Water Quality Data Harmonization Pipeline
R
ETL
water quality
environmental science
A production-grade R pipeline for standardizing multi-lab water quality data with inconsistent naming conventions, mixed units, and detection limit notations into clean, analysis-ready datasets.
Environmental monitoring programs often aggregate data from multiple laboratories, each with its own submission conventions — analyte names, units, detection limit notation, and quality flags rarely align out of the box. This pipeline addresses that problem end-to-end.
What it does
The pipeline ingests raw multi-lab water quality submissions and produces a clean, standardized dataset ready for analysis or reporting.

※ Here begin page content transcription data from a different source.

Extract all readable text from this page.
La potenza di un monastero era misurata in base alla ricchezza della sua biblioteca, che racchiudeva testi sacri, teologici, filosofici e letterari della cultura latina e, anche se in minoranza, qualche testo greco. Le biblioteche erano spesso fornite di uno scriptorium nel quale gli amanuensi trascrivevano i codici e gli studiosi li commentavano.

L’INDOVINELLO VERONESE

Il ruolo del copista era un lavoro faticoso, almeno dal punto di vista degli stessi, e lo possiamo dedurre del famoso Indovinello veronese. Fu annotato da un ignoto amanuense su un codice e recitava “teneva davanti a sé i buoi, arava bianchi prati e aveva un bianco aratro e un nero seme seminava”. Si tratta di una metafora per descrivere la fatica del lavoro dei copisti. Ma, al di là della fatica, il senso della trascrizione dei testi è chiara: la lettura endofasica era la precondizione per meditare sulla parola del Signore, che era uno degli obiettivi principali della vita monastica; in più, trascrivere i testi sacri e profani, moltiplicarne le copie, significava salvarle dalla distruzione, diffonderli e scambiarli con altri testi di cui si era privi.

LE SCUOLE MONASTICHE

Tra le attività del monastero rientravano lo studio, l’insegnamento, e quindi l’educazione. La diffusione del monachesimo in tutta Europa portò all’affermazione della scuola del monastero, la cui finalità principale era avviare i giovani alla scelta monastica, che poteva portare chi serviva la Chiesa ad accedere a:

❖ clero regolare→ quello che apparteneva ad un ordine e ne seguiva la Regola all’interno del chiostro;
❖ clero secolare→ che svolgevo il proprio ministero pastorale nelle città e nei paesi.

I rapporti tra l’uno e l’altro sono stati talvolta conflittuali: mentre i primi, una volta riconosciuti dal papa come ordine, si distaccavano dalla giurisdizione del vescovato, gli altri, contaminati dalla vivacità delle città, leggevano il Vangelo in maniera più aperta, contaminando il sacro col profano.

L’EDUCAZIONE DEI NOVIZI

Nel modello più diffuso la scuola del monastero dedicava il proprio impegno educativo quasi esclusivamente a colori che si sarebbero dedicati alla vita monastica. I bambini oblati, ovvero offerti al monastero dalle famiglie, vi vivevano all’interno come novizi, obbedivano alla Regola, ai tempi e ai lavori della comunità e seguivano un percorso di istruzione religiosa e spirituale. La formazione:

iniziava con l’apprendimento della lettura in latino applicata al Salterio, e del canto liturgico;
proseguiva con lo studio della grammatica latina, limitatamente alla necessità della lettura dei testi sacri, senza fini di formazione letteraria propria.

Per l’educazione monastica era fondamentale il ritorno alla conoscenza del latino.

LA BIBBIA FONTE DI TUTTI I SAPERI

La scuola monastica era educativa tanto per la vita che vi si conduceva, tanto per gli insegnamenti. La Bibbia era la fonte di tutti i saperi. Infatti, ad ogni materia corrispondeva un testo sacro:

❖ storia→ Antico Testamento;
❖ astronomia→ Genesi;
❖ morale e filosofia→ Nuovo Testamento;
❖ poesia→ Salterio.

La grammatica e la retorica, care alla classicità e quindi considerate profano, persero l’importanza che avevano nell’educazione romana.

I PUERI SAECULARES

Key steps include:
- Analyte name standardization — resolves lab-specific submission codes to a common naming convention
- Fraction parsing — extracts dissolved/total fractionation from analyte suffixes
- Classification — groups analytes into analysis categories (Nutrients, Major Ions, Metals, etc.)
- Water type detection — distinguishes freshwater from seawater samples to apply appropriate thresholds
- Unit conversion — converts mixed units with correct scaling of associated detection limits
- Detection limit handling — flags and substitutes values below detection using consistent conventions
- QAQC checks — automated screening for field blanks, field duplicates, holding time exceedances, and metals ratio verification
Design
The pipeline is organized into modular R functions (harmonize.R, units.R, qaqc.R, database.R, utils.R) and documented via an R Markdown vignette. Synthetic test data is included so the vignette runs standalone without proprietary lab submissions.
All program names and site identifiers in the repository have been anonymized.